# New Ariens Machines



## JJG723 (Mar 7, 2015)

Ariens is revamping the walk-behind lineup for next season. I'm very interested in hearing more about these machines. Especially since I was already looking at buying a new Professional Hydro RapidTrak in the fall.


----------



## LenD (Nov 17, 2020)

I like what I have now


----------



## 140278 (Aug 27, 2020)

at what price ?


----------



## drmerdp (Feb 9, 2014)

“Alpine edition” electric track and chute. Cool, competition for the HS1336i... maybe.

I love the emphasis on a 1gal fuel tank. Bout time. The gx390 I believe has an1.5gal tank. 

The snowblower market is heating up.


----------



## 140278 (Aug 27, 2020)

drmerdp said:


> “Alpine edition” electric track and chute. Cool, competition for the HS1336i... maybe.
> 
> I love the emphasis on a 1gal fuel tank. Bout time. The gx390 I believe has an1.5gal tank.
> 
> The snowblower market is heating up.


with you on that one, perfect for our mountain areas, nice beefy skids also not cheap stamped tin sorry stamped steel


----------



## JJG723 (Mar 7, 2015)

I contacted Paul Sikkema from Moving Snow about the new machines. He stated he was at the debut of all the new equipment and is working on many vids for his youtube channel going over each machine and all the new features.


----------



## Zavie (Sep 23, 2014)

Collect all three!


----------



## Jackmels (Feb 18, 2013)

Just say "No" to EFI


----------



## Clutch Cargo (Dec 27, 2015)

I like the light bar.


----------



## SNOWJOE (Nov 18, 2018)

JJG723 said:


> Ariens is revamping the walk-behind lineup for next season. I'm very interested in hearing more about these machines. Especially since I was already looking at buying a new Professional Hydro RapidTrak in the fall.
> View attachment 176992
> View attachment 176993
> View attachment 176994
> ...


Hey Dan,,,I hope you revamp the drive and auger locking mechanism so your left hand is free to rotate the chute, instead of crossing your right hand over the unit while in drive..make a kit to install on existing models too, to reverse the locking... Love the quality of your machines , but that auger/drive lock is backwards...


----------



## trellis (Mar 14, 2018)

SNOWJOE said:


> , but that auger/drive lock is backwards...


Not sure about the drive and auger locks but from the photos the chute adjuster is now on the right and the speed selector on the left.


----------



## 140278 (Aug 27, 2020)

Jackmels said:


> Just say "No" to EFI


get used to it on all gas motors shortly to meet the new EPA rules, EFI with cats or battery's are the future power and nothing we as the consumer can do about it.


----------



## WintersBone (Dec 9, 2018)

Looks like the big one has a 12v battery, presumably for the starter. Based on prices of used 12v start Ariens, that seems like a smart move.


----------



## Jackmels (Feb 18, 2013)

captchas said:


> get used to it on all gas motors shortly to meet the new EPA rules, EFI with cats or battery's are the future power and nothing we as the consumer can do about it.

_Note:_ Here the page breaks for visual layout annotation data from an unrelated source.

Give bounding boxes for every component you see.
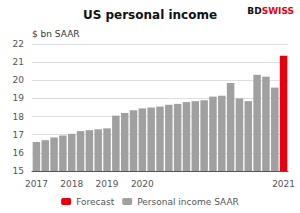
- svg-text:2017: 2017: [25, 179, 48, 189]
- svg-text:2020: 2020: [131, 179, 154, 189]
- svg-text:2019: 2019: [96, 179, 119, 189]
- svg-text:17: 17: [13, 130, 24, 140]
- svg-text:BD: BD: [247, 6, 261, 16]
- svg-text:$ bn SAAR: $ bn SAAR: [32, 29, 80, 39]
- svg-text:16: 16: [13, 148, 25, 158]
- svg-text:20: 20: [13, 75, 25, 85]
- svg-text:19: 19: [13, 93, 25, 103]
- svg-text:Personal income SAAR: Personal income SAAR: [137, 197, 239, 207]
- svg-text:22: 22: [13, 39, 24, 49]
- svg-text:18: 18: [13, 112, 25, 122]
- svg-text:2018: 2018: [60, 179, 83, 189]
- svg-text:2021: 2021: [272, 179, 295, 189]
- svg-text:US personal income: US personal income: [83, 8, 217, 22]
- svg-text:15: 15: [13, 166, 24, 176]
- svg-text:21: 21: [13, 57, 24, 67]
- svg-text:Forecast: Forecast: [76, 197, 115, 207]
- svg-text:SWISS: SWISS: [262, 6, 294, 16]
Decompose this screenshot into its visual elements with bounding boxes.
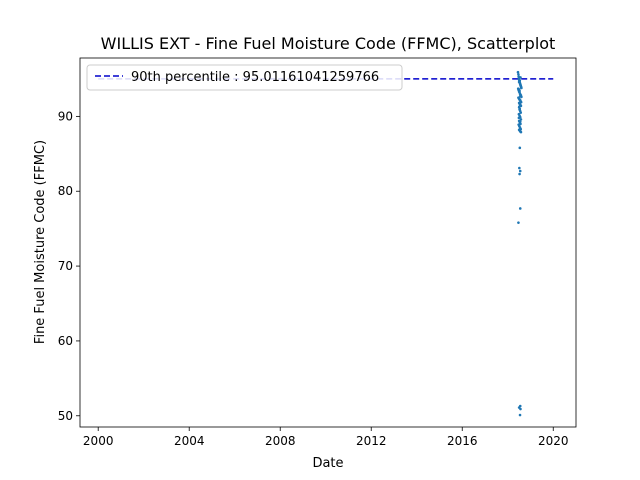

YOU get used to it. We as a consumer can buy Old School and keep them Forever.


----------



## 140278 (Aug 27, 2020)

my post was about future motors coming at us, they all will have to meet both EPA and CARB rules, as far as older machines which make up our hobby that's another story .


----------



## JJG723 (Mar 7, 2015)

Here is Paul's 1st video I mentioned before. Ariens is also coming out with a high output LED upgrade light kit that will fit 2012 and newer machines for $45


----------



## leonz (Dec 12, 2014)

I would have thought their version of the ventrac stand up snow tool would have a single stage snow blower. 

I would price out a grasshopper with the 60 inch single stage snow blower and cabin and the Walker with the cabin with the single stage snow blower and the TORO ground master with all the bells and whistles only because a TORO machine with a cab is more valuable and provides more comfort to the operator and has more options.

If one was going to invest in a big snow blower, the Zaugg BULLDOG would be on my list. 

Purchasing it without the engine and buying the same model rebuilt Kubota engine with a catalytic converter would bypass the tier 3 and 4 mess and still have a clean exhaust and an indirect injection engine and you would not have to deal with the DEF fuel additive.


----------



## Toolboxhero (Dec 24, 2010)

trellis said:


> Not sure about the drive and auger locks but from the photos the chute adjuster is now on the right and the speed selector on the left.


The speed selector is still on the right. What you don't see is the "handsfree" chute control to the right of the speed selector


----------



## trellis (Mar 14, 2018)

Toolboxhero said:


> The speed selector is still on the right. What you don't see is the "handsfree" chute control to the right of the speed selector


You are right! I was looking at one of the photos from the low angle and made a guess. In Paul’s video there is a slightly higher point of view, and to me it looks like the speed selector moves left to right instead of up and down. What do you think, is that true?


----------